Dominos

Cinq étrangers immobiles, regardent fixement le sol. Une tache rouge s’étant à leurs pieds.

Les genoux tremblant, Anne Sanschagrin pense à son petit chat, seul à la maison. Son bol de lait est vide et il miaule à la fenêtre l’aurore du matin. Elle sert contre elle son panier de fruits écrasés et l’ourlet de sa jupe est défait. Elle se tient immobile comme une sculpture échevelée.

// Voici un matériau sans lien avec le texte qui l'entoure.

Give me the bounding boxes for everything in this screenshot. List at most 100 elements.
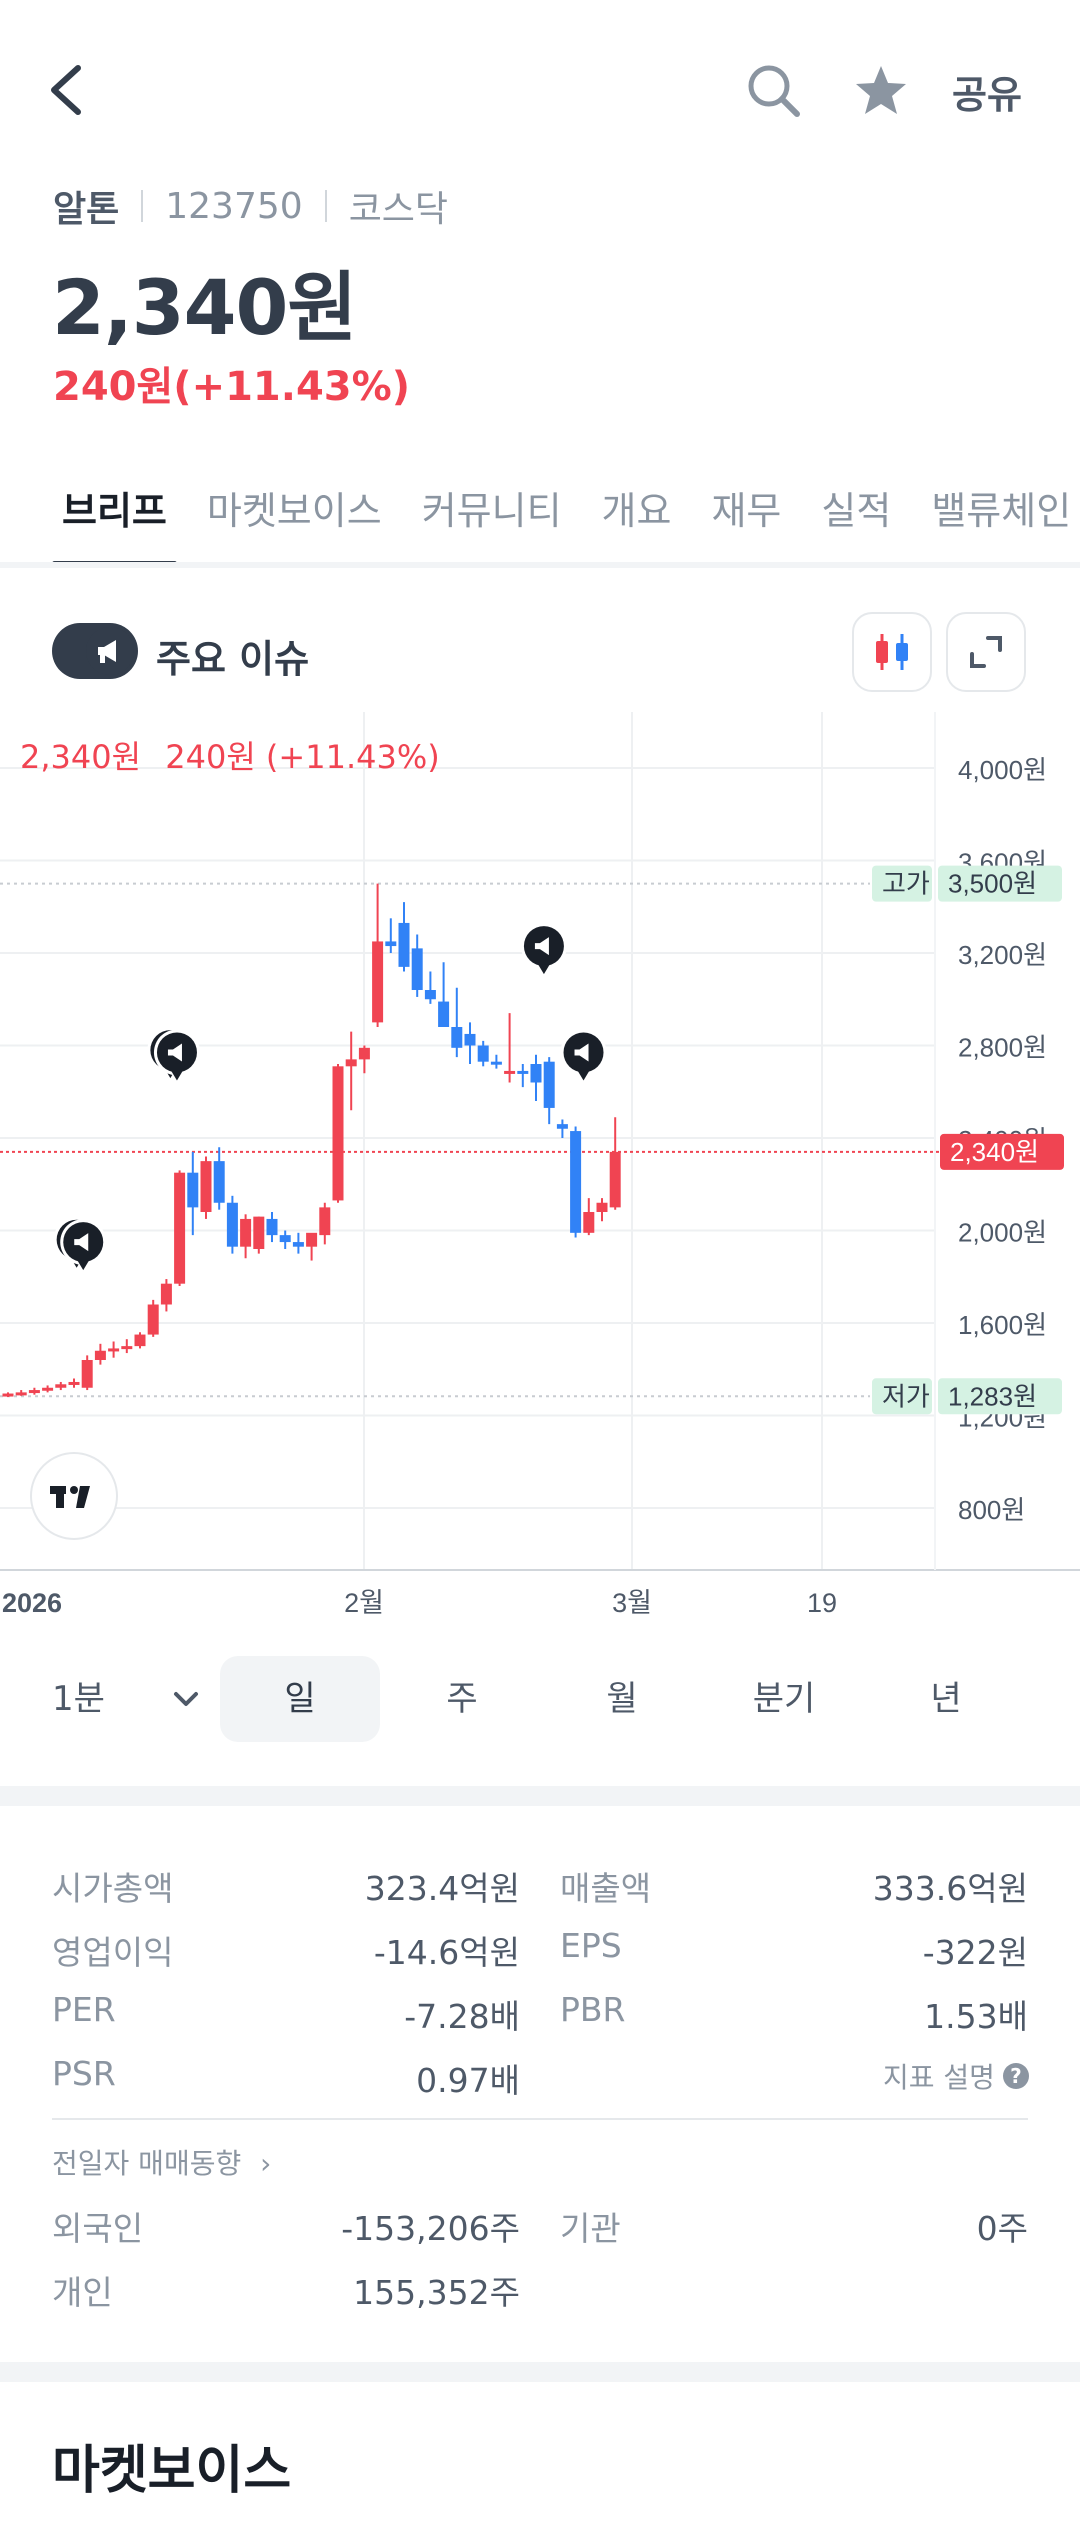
help-label: 지표 설명 [883,2061,995,2094]
tab-overview[interactable]: 개요 [601,489,672,533]
candle-body [160,1283,172,1305]
search-icon [748,65,800,117]
high-value-bg [938,865,1062,902]
minute-label: 1분 [52,1679,105,1719]
price-chart[interactable]: 4,000원3,600원3,200원2,800원2,400원2,000원1,60… [0,712,1080,1632]
stat-value: 1.53배 [924,1997,1028,2036]
issue-marker[interactable] [153,1029,200,1081]
candle-body [424,990,436,1000]
indicator-help-link[interactable]: 지표 설명 ? [883,2056,1029,2096]
candle-body [81,1360,93,1388]
tab-community[interactable]: 커뮤니티 [421,489,562,533]
stock-market: 코스닥 [348,189,449,230]
share-button[interactable]: 공유 [952,73,1022,117]
separator [324,190,327,222]
candle-body [68,1381,80,1385]
tab-valuechain[interactable]: 밸류체인 [931,489,1072,533]
issue-marker[interactable] [520,923,567,975]
candle-body [134,1334,146,1347]
y-tick-label: 800원 [958,1495,1025,1525]
question-icon: ? [1002,2063,1029,2089]
tab-finance[interactable]: 재무 [711,489,782,533]
period-year[interactable]: 년 [930,1679,962,1719]
chart-type-button[interactable] [852,612,932,692]
divider [0,562,1080,568]
expand-chart-button[interactable] [946,612,1026,692]
issue-marker[interactable] [560,1029,607,1081]
tradingview-icon [50,1486,90,1508]
tab-marketvoice[interactable]: 마켓보이스 [206,489,382,533]
back-button[interactable] [40,60,96,120]
stat-label: PSR [52,2054,116,2093]
institution-value: 0주 [976,2209,1028,2248]
tradingview-logo[interactable] [30,1452,118,1540]
stock-name: 알톤 [53,189,120,230]
candle-body [226,1202,238,1247]
candle-body [477,1045,489,1062]
minute-interval-select[interactable]: 1분 [52,1656,212,1742]
price-change: 240원(+11.43%) [53,364,410,410]
tab-brief[interactable]: 브리프 [52,470,177,566]
candle-body [543,1061,555,1108]
star-icon [856,66,906,114]
stat-label: 매출액 [560,1869,652,1908]
toggle-knob [86,627,134,675]
x-tick-label: 2월 [344,1588,384,1618]
candle-body [596,1202,608,1212]
stat-label: EPS [560,1926,622,1965]
issues-toggle[interactable] [52,623,138,679]
period-month[interactable]: 월 [606,1679,638,1719]
candle-body [517,1070,529,1074]
x-tick-label: 3월 [612,1588,652,1618]
section-divider [0,1786,1080,1806]
low-value: 1,283원 [948,1381,1037,1411]
current-price-label-bg [940,1133,1064,1170]
candle-body [583,1212,595,1233]
section-divider [0,2362,1080,2382]
stat-value: 0.97배 [416,2061,520,2100]
trading-trend-link[interactable]: 전일자 매매동향 › [52,2142,271,2182]
search-button[interactable] [745,62,803,120]
current-price: 2,340원 [52,263,357,352]
candle-body [490,1061,502,1065]
candle-body [174,1172,186,1284]
period-quarter[interactable]: 분기 [752,1679,816,1719]
candle-body [372,941,384,1023]
candle-body [385,941,397,947]
stat-value: -14.6억원 [373,1933,520,1972]
candle-body [42,1387,54,1391]
candle-body [438,1001,450,1027]
issues-label: 주요 이슈 [156,637,310,681]
low-value-bg [938,1378,1062,1415]
y-tick-label: 1,600원 [958,1310,1047,1340]
period-week[interactable]: 주 [446,1679,478,1719]
candle-body [570,1131,582,1233]
candle-body [358,1047,370,1060]
institution-label: 기관 [560,2209,621,2248]
candle-body [556,1124,568,1129]
tab-bar: 브리프 마켓보이스 커뮤니티 개요 재무 실적 밸류체인 [0,470,1080,566]
candle-body [15,1392,27,1396]
individual-label: 개인 [52,2273,113,2312]
candle-body [530,1064,542,1083]
candle-body [121,1346,133,1350]
individual-value: 155,352주 [353,2273,520,2312]
stat-value: -322원 [922,1933,1028,1972]
period-day[interactable]: 일 [220,1656,380,1742]
issue-marker[interactable] [60,1219,107,1271]
candle-body [253,1216,265,1249]
candle-body [411,948,423,990]
x-tick-label: 19 [807,1588,837,1618]
y-tick-label: 4,000원 [958,755,1047,785]
stat-label: PER [52,1990,116,2029]
chevron-right-icon: › [260,2147,272,2180]
candle-body [464,1033,476,1046]
stat-value: 323.4억원 [364,1869,520,1908]
candle-body [609,1151,621,1208]
favorite-button[interactable] [852,62,910,120]
candle-body [266,1218,278,1236]
stock-meta: 알톤 123750 코스닥 [53,180,448,232]
tab-earnings[interactable]: 실적 [821,489,892,533]
y-tick-label: 2,800원 [958,1033,1047,1063]
chevron-left-icon [51,65,81,115]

Roger Ségal, ancien professeur de philosophie aime se déplacer avec une canne de bon matin et aime se donner un air distingué lorsqu’il se pavane, rue St-Élise. Il cache son crâne dégarni sous un béret élimé et son corps ventripotent sous une grande redingote.

Fabien le magicien a oublié ses tours, il croise les bras sur son corps chétif, il frisonne. Un foulard rouge, blanc et poussiéreux, noué autour de sa toux, il rêve de douceur éphémère, de chaleur sur sa peau « Je serais si bien dans mon lit, à l’abri sous mes couvertures, pense-t-il. »

Son casque de bicyclette est détaché. Sur le menton de Denis, et sur son avant-bras, de longues éraflures ensanglantées. Il est si fier de sa bicyclette jaune, il la parade comme un trophée, tous les samedis matin devant les champs de vaches et de magnolia.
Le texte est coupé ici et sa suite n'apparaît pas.